REVIEW: GOLD SMOKE - EXTREME CHERRY BOMB

A Extreme Cherry Bomb é o primeiro sabor da Gold Smoke da linha Extreme, a primeira do Brasil a ter a tecnologia das microcápsulas de sabor que procuram ampliar a experiência do narguileiro, buscando intensificar sabor e prolongar a longevidade da sessão.


As microcápsulas são feitas de componentes orgânicos extraídos de algas marinhas, que são amplamente exploradas na culinária, na indústria farmacêutica e na alimentícia. Fizemos uma matéria completa falando um pouco mais sobre essa tecnologia e você pode encontrá-la aqui.


Conforme o padrão do site, a review a seguir tentará ser o mais impessoal possível, seguindo os critérios de avaliação da essência de uma forma mais técnica avaliando a experiência em si, afinal, gosto é algo muito particular.


O estilo de corte da Gold Smoke nessa linha é de pequeno para médio, com folhas bem picotadas apesar de haver algumas outras maiores. Não foi notado a presença de galhos nas amostras que foram utilizadas nessa sessão. A essência possui um nível baixo de melaço, com aspecto mais oleoso e pouco denso, o que a torna úmida, mas sem causar grande sujeira durante o preparo.

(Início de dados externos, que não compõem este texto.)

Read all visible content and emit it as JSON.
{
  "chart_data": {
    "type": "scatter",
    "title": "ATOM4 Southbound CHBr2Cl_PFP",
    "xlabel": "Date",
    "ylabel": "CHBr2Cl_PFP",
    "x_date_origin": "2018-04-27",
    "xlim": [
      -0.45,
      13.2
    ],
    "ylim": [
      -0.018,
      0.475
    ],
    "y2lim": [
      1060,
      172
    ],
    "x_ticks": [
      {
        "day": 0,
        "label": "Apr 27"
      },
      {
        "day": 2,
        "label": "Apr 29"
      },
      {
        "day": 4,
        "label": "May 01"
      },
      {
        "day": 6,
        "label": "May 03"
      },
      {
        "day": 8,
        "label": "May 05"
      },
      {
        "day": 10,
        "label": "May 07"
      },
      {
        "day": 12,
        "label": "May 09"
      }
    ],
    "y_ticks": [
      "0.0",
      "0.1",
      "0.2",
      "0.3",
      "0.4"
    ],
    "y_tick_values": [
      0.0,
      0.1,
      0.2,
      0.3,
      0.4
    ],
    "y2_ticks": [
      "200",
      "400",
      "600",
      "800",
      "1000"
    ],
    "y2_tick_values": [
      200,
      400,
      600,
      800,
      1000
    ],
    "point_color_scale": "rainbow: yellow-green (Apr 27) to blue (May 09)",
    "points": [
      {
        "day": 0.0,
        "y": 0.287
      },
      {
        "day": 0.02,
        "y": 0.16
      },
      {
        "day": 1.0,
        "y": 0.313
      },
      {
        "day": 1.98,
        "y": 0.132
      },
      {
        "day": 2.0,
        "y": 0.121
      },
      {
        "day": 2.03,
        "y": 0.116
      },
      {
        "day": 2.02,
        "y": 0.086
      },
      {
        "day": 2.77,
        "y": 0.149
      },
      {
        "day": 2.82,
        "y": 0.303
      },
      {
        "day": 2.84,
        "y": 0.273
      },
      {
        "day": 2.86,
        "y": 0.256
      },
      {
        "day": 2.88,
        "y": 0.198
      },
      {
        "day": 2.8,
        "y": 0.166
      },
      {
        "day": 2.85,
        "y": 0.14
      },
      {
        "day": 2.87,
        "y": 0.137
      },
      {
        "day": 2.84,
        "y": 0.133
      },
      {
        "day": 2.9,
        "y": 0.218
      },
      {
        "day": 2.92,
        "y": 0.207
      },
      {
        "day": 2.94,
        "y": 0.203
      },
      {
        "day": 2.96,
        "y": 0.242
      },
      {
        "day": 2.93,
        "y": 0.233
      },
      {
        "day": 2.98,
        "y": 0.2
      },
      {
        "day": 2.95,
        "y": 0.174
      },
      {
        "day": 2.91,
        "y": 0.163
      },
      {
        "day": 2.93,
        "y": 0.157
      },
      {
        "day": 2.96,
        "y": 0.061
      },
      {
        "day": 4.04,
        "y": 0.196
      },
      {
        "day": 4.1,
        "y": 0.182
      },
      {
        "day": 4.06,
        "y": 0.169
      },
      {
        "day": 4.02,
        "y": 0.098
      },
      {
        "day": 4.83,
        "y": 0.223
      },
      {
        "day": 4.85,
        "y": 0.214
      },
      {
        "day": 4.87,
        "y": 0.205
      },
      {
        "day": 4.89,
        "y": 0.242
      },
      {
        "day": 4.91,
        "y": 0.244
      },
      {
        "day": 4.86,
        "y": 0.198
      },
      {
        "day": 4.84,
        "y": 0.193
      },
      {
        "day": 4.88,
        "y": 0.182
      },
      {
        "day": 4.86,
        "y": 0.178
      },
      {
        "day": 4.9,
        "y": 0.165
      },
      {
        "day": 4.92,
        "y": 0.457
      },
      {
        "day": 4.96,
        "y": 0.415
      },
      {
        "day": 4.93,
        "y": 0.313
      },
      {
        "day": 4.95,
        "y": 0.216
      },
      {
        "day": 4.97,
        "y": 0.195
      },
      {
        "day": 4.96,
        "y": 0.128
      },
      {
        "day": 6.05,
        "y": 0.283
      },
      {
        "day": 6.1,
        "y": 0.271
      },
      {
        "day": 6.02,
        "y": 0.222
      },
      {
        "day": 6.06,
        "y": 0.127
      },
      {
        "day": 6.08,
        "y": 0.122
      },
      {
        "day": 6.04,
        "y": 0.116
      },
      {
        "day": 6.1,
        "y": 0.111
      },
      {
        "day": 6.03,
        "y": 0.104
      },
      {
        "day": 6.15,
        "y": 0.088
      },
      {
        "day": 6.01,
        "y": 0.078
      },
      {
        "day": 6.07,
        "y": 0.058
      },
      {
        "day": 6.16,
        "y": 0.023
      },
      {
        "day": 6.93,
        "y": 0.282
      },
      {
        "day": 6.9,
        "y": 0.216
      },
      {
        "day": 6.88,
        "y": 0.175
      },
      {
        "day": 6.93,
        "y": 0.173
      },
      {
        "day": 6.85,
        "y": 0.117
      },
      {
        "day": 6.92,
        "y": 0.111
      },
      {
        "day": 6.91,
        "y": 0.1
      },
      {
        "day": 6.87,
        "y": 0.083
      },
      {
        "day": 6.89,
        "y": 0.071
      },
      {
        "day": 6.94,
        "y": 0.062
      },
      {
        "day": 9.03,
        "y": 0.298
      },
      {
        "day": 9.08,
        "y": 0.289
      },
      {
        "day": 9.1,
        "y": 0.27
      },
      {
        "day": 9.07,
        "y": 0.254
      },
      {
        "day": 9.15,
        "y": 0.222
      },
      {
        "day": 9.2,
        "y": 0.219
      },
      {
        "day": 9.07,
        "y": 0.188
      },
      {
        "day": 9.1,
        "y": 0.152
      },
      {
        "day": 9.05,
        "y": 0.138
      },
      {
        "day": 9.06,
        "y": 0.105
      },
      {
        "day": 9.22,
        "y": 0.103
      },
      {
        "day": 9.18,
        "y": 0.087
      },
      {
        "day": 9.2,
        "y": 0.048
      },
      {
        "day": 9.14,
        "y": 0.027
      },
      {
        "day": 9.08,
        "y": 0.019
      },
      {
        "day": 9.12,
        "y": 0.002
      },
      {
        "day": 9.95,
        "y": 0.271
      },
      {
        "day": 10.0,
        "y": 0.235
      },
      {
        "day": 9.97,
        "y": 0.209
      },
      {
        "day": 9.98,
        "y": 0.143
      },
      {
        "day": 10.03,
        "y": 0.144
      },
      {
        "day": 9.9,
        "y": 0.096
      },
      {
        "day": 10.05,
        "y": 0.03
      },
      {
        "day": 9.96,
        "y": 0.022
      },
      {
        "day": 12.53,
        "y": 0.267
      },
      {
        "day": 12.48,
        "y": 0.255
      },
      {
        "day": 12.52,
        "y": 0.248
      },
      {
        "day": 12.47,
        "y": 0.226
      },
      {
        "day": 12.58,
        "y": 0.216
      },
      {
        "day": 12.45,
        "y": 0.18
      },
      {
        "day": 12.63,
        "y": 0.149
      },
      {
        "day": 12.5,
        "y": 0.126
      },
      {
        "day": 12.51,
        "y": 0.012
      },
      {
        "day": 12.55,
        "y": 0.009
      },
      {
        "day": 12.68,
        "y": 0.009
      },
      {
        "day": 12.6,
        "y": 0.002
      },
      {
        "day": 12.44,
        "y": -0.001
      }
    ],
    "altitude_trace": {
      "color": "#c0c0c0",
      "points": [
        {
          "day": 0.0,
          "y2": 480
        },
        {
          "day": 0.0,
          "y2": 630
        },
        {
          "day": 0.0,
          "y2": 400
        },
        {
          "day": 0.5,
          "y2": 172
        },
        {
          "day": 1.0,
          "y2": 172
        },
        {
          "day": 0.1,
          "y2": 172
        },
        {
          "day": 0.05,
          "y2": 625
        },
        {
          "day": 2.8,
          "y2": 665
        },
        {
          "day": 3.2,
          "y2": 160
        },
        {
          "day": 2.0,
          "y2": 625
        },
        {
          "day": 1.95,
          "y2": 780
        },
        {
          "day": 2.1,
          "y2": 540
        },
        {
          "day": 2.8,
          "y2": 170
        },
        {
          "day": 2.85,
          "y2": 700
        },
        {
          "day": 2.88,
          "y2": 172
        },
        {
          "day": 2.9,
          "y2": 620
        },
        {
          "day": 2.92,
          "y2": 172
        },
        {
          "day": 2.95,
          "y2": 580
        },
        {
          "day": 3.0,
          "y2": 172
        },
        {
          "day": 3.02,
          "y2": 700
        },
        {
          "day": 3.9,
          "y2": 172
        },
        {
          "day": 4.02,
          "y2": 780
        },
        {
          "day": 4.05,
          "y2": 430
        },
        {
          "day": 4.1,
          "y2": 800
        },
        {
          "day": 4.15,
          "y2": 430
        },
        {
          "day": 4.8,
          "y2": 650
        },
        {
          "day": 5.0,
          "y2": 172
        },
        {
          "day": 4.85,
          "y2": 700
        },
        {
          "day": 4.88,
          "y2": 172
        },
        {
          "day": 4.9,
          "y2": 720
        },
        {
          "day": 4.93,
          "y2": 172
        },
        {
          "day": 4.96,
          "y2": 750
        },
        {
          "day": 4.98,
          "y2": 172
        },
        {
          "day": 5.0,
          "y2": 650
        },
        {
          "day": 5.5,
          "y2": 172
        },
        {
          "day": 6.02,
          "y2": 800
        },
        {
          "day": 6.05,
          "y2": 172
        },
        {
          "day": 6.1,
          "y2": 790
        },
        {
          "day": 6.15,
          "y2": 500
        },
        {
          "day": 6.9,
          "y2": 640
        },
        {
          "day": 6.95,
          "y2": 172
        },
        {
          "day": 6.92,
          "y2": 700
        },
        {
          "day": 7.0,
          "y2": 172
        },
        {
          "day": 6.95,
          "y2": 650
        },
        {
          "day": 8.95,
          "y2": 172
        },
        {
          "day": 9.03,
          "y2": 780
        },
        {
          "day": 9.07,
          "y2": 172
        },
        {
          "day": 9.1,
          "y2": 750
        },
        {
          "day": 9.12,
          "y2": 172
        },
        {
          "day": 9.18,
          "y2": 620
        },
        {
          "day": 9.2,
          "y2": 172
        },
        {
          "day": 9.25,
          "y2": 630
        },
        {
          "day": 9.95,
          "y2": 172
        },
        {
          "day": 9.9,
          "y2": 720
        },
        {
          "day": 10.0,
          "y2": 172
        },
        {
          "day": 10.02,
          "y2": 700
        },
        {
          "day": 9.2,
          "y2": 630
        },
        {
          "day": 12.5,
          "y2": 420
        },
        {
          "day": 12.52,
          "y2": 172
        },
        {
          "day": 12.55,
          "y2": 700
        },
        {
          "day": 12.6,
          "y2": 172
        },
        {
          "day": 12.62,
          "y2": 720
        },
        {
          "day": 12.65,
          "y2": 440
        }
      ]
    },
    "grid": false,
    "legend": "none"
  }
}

Gold Smoke - Extreme Cherry Bomb


Em relação ao cheiro, a essência conseguiu ser muito assertiva frente a proposta. Há um aroma muito intenso de cereja que se assemelha e muito a cereja em calda, sem parecer artificial ou ser enjoativo. É possível sentir um leve mentol que dá a sensação de ser uma fruta gelada, quebrando o doce da essência e trazendo a refrescância que é parte da proposta da marca. Essências de cereja costumam ser mais difíceis de serem desenvolvidas por conta da facilidade com que se pode parecer artificial, e isso não se refletiu em nenhuma experiência com a essência.


Sobre o gosto, a essência acabou tendo uma pequena inversão. O gosto do mentol acabou se sobressaindo um pouco mais que o próprio gosto da cereja, tornando a essência gelada, com o sabor da cereja no retrogosto.


A essência ficou cozinhando por 5 minutos até atingir o pico de sabor e se manteve até praticamente os 28 minutos de sessão, quando foi perceptível um pouco da queda da intensidade, ficando com maior ênfase no mentol.


Durante o teste, foi notado uma pequena sensibilidade ao calor que me obrigou a retirar a terceira peça de carvão logo aos 12 minutos de sessão, dando a percepção que se mantivesse o carvão por mais tempo, poderia acabar prejudicando a sessão. Esse é um padrão comum no nosso mercado, mas que me chamou a atenção pela proposta de manter a intensidade da sessão.


O volume de fumaça decaiu um pouco com a retirada da terceira peça de carvão, e se manteve baixo durante quase toda a sessão, porém o gosto ainda sim se manteve praticamente intacto. A terceira peça retornou apenas aos 48 minutos, quando a sessão deu sinais que estava perdendo intensidade. E foi finalmente finalizada aos 55 minutos quando deu os primeiros indícios de queima do tabaco.


O sabor gelado se manteve praticamente durante toda a sessão, indo na contramão das essências do mercado que costumam perder o mentol durante os primeiros 30 minutos. E surpreendeu positivamente nesse aspecto, garantindo uma boa integridade ao sabor no retrogosto por bastante tempo.


Foram utilizados 20g de tabaco neste preparo, um pouco acima da média pois a intenção era testar sua longevidade. O preparo foi feito no rosh One Way da Yankee Hookah, de forma mais prensada, com as microcápsulas espalhadas ao longo do rosh.